How Cooperatives Have Transformed Busia Teachers

Busia Walimu development cooperative limited is still servicing it’s commencement, from the shillings one hundred million two years loan from Walimu Union SACCO, but the beneficiaries walk with their heads high.

Given the meager pay they take home, it’s rare to see a typical primary school teacher on government payroll free of stress, however, this is not the cases with members of the Busia Walimu development cooperative limited.

Registered on April 29, 2015, by the ministry of cooperatives, the cooperative has only 43 members through the district. This is the few that dared to heed President Yoweri Museveni’s idea and forming cooperatives.

This was after Museveni met teacher’s leaders in Mbale town in 2014 and encouraged them to form cooperatives noting it was the only way the government would channel money to their cooperatives through Walimu Union SACCO. Dorothy Nafula the chairperson says despite the highest loan the cooperative gives to members being shillings three million, the loans have greatly changed the members’ lives.

“We undertake enterprise ranging from poultry, retail shops, produce to tree planting,” she notes adding her members are doing well compared to other teachers who are non-members.
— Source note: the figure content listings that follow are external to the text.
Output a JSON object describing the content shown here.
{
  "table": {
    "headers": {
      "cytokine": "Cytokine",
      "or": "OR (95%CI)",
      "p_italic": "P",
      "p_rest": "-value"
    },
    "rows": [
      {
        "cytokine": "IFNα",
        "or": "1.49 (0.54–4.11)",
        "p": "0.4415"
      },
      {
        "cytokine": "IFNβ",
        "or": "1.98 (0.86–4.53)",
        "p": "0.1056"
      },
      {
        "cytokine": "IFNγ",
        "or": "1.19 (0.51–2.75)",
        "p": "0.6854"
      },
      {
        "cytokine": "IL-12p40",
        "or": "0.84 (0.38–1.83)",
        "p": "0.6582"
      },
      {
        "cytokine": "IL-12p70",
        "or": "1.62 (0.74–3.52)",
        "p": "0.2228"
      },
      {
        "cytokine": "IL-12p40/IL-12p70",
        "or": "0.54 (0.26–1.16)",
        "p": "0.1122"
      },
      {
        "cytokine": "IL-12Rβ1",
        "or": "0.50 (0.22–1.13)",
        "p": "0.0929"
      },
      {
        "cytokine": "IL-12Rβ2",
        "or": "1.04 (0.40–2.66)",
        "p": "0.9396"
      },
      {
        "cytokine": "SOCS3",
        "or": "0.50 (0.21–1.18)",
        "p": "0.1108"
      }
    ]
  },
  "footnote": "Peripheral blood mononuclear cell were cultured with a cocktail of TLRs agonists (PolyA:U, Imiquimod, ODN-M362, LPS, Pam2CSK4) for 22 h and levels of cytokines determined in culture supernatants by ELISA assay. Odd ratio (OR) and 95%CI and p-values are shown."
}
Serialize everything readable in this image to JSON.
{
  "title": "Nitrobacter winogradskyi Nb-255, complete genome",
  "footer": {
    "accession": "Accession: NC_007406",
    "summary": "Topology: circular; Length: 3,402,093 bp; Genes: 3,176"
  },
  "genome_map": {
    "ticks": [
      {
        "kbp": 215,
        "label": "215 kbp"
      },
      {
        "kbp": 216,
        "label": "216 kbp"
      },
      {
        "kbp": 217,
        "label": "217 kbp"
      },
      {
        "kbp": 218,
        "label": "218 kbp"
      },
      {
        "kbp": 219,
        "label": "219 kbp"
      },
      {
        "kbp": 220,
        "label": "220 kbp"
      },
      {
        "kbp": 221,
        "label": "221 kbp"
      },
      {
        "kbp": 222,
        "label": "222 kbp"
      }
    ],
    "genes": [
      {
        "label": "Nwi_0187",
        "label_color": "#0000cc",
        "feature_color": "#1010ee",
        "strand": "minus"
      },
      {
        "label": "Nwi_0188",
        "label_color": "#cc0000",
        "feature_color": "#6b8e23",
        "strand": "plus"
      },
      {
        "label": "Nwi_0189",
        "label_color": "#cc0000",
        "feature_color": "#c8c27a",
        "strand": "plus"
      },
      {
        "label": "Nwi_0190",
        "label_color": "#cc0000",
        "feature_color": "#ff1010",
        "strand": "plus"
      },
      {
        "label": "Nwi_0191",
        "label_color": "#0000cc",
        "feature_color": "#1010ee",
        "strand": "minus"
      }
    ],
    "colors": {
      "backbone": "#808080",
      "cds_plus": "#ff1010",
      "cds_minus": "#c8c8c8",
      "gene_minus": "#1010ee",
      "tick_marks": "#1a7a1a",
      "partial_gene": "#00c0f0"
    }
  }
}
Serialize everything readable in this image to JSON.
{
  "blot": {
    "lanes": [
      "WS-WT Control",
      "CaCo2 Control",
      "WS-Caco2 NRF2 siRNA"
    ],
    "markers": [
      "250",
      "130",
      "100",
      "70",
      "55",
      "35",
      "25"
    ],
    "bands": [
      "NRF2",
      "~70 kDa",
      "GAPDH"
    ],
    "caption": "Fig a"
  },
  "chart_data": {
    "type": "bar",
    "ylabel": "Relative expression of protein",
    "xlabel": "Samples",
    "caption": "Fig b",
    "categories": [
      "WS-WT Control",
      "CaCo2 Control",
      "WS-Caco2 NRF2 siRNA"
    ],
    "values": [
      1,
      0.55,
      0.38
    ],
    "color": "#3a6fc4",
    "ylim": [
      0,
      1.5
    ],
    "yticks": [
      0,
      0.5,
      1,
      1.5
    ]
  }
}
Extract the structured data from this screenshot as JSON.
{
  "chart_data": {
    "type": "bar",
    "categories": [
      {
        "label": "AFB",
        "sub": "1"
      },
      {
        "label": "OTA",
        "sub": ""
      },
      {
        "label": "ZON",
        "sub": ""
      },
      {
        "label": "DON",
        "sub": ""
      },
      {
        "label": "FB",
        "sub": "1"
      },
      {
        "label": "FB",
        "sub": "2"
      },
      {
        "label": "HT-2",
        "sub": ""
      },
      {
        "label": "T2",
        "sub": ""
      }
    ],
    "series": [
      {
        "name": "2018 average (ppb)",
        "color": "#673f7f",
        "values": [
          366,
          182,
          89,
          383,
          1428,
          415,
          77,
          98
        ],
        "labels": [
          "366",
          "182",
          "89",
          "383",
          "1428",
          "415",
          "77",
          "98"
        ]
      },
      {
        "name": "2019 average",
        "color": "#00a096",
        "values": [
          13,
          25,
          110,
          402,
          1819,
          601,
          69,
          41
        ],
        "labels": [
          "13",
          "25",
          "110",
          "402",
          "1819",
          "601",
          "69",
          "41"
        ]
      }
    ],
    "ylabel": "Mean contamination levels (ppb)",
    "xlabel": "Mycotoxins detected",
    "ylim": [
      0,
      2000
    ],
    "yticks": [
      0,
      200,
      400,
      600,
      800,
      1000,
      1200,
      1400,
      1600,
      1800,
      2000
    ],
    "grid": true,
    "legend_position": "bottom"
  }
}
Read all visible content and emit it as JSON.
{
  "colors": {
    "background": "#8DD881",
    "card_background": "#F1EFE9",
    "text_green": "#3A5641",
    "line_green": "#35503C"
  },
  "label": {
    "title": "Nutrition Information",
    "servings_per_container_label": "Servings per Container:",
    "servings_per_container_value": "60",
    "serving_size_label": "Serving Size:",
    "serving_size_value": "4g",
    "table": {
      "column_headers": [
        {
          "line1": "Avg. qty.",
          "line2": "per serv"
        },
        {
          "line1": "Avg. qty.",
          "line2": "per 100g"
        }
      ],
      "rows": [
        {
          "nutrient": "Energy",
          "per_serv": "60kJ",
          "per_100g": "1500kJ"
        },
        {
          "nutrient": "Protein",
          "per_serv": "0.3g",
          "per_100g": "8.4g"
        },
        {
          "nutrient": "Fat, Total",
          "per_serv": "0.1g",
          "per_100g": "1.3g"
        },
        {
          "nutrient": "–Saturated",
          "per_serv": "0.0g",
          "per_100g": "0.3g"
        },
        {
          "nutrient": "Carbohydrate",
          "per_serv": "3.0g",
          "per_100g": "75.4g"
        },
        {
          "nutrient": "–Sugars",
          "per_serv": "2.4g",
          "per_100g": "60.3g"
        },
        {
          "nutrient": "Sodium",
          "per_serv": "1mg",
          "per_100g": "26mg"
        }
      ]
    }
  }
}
Through such projects, she says teachers have been able to educate their children in relatively good schools and also live a decent lifestyle within their means.

She appeals to other teachers to join the cooperative in order to put the government under pressure to increase the money allocated to Walimu SACCO union so that more teachers can apply and get loans to improve their lives.

Francis Akol a member says that as teachers wait for the government to improve their salary, they should exploit the Walimu SACCO window and engage in other viable productive ventures. “Let’s all join the cooperative and move together,” he says, adding that government works with organized groups.